The gatekeepers should, therefore, be required to ensure, free of charge, effective interoperability with, and access for the purposes of interoperability to, the same operating system, hardware or software features that are available or used in the provision of its own complementary and supporting services and hardware.

[…]

The gatekeeper shall not require end users to use, or business users to use, to offer, or to interoperate with, an identification service, a web browser engine or a payment service, or technical services that support the provision of payment services, such as payment systems for in-app purchases, of that gatekeeper in the context of services provided by the business users using that gatekeeper’s core platform services.

Previously:

Update (2023-08-15): Jesper:

To the extent that is realistically possible, this is a piece of legislation that plucks the power bestowed upon a few actors from their hands and back into the citizens, the customers, the owners.

The world is complicated and there are a number of points where the law will force one trade-off to turn into another trade-off.

[…]

I view this as a cornerstone of civil rights and customer rights in the same vein as the GDPR. The EU does not get everything right and are not the foremost authority on how this all should work. But they are in the same place as the United States Government was before passing the Clean Air Act and Clean Water Act. When the corporations involved have decided that they don’t feel like doing anything, what else is left to do?

Nick Heer:

There remain lingering concerns, like the requirement for interoperability among messaging platforms, which may impact privacy protections. Many E.U. member states have expressed interest in weakening end-to-end encryption. That is not part of this Act but is, I think, contextually relevant.
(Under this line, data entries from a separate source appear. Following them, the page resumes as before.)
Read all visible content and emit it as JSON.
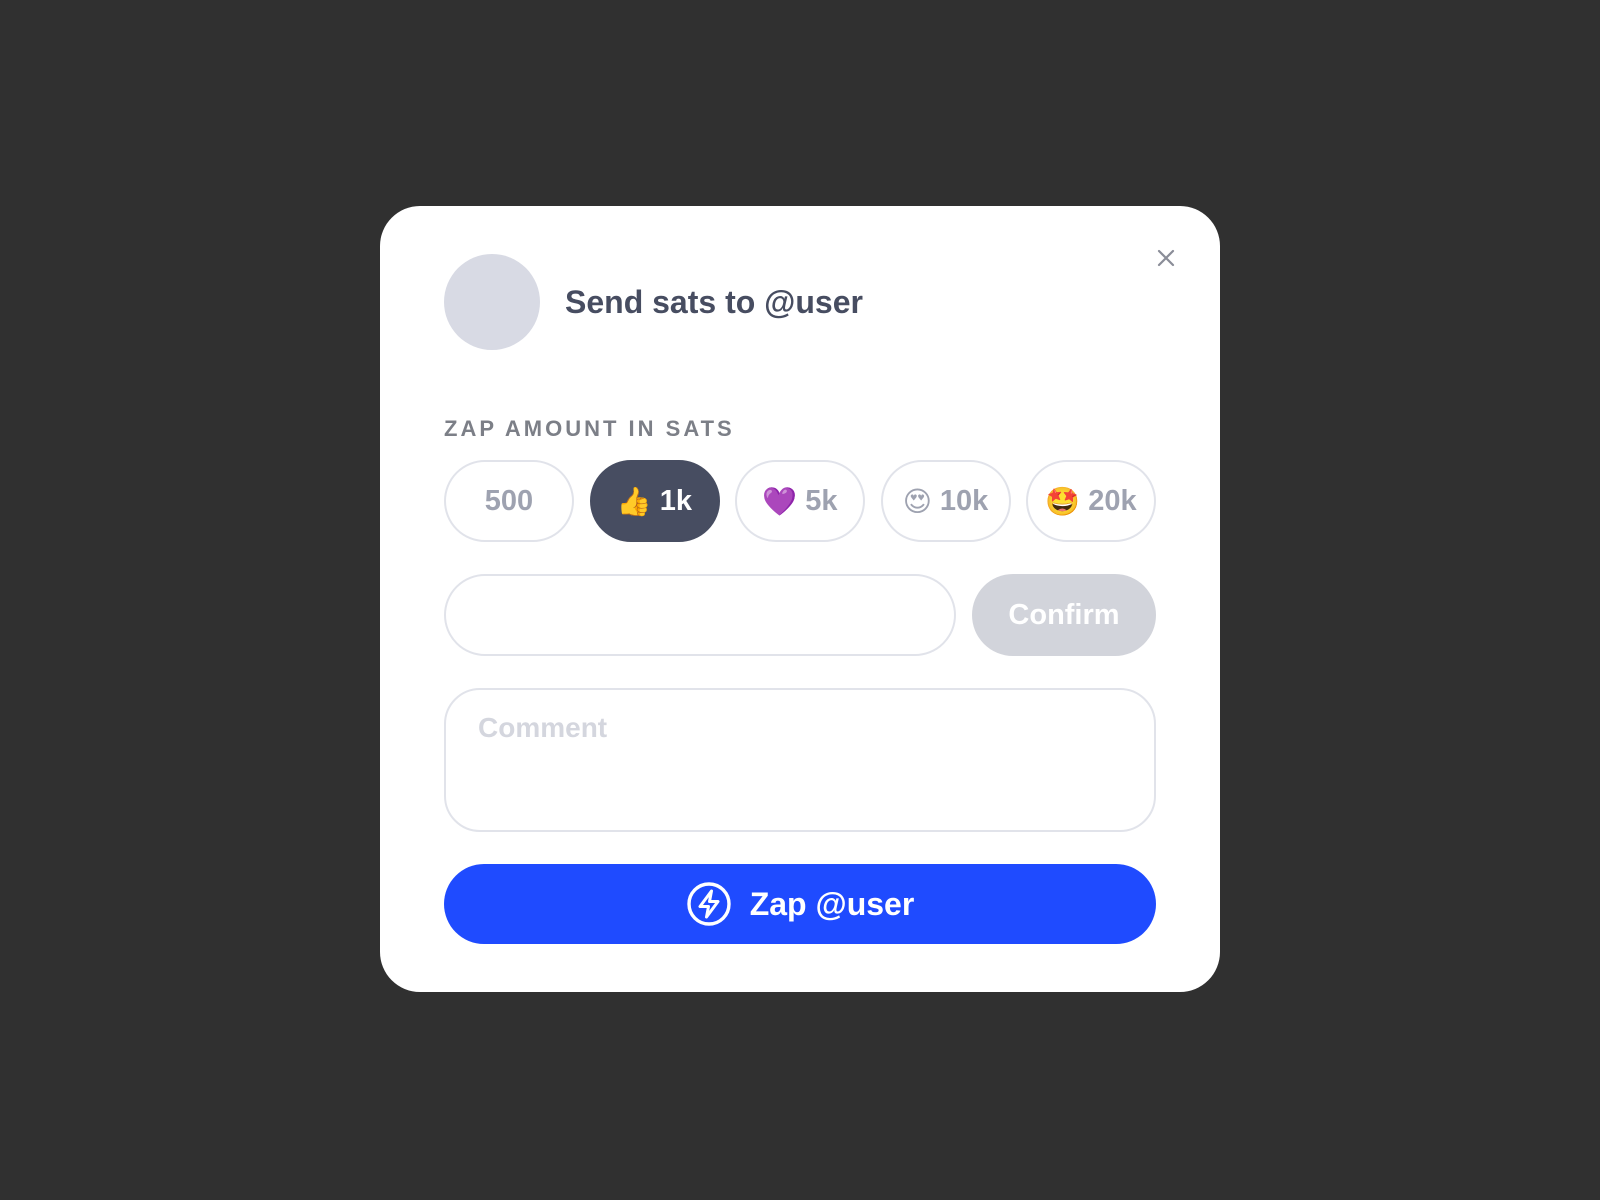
{
  "modal": {
    "title": "Send sats to @user",
    "close_icon": "close-icon",
    "avatar": "avatar-placeholder"
  },
  "amount_section": {
    "label": "ZAP AMOUNT IN SATS",
    "options": [
      {
        "emoji": "",
        "label": "500",
        "selected": false
      },
      {
        "emoji": "👍",
        "label": "1k",
        "selected": true
      },
      {
        "emoji": "💜",
        "label": "5k",
        "selected": false
      },
      {
        "emoji": "😍",
        "label": "10k",
        "selected": false
      },
      {
        "emoji": "🤩",
        "label": "20k",
        "selected": false
      }
    ]
  },
  "custom_amount": {
    "value": "",
    "placeholder": "",
    "confirm_label": "Confirm"
  },
  "comment": {
    "value": "",
    "placeholder": "Comment"
  },
  "zap_button": {
    "label": "Zap @user",
    "icon": "lightning-icon"
  },
  "colors": {
    "backdrop": "#303030",
    "accent": "#1f4bff",
    "selected_pill": "#474d61",
    "disabled_button": "#d2d4db"
  }
}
I am also worried that the tech companies affected by this Act will treat it with contempt and make users’ experiences worse instead of adapting in a favourable way. After GDPR was passed, owners of web properties did their best to avoid compliance. They could choose to collect less information and avoid nagging visitors with repeated confirmation of privacy violations. Instead, cookie consent sheets are simply added to the long list of things users need to deal with[…]

3 Comments RSS · Twitter · Mastodon

"Did the DMA function as intended, or were Europeans penalized by flawed legislation?"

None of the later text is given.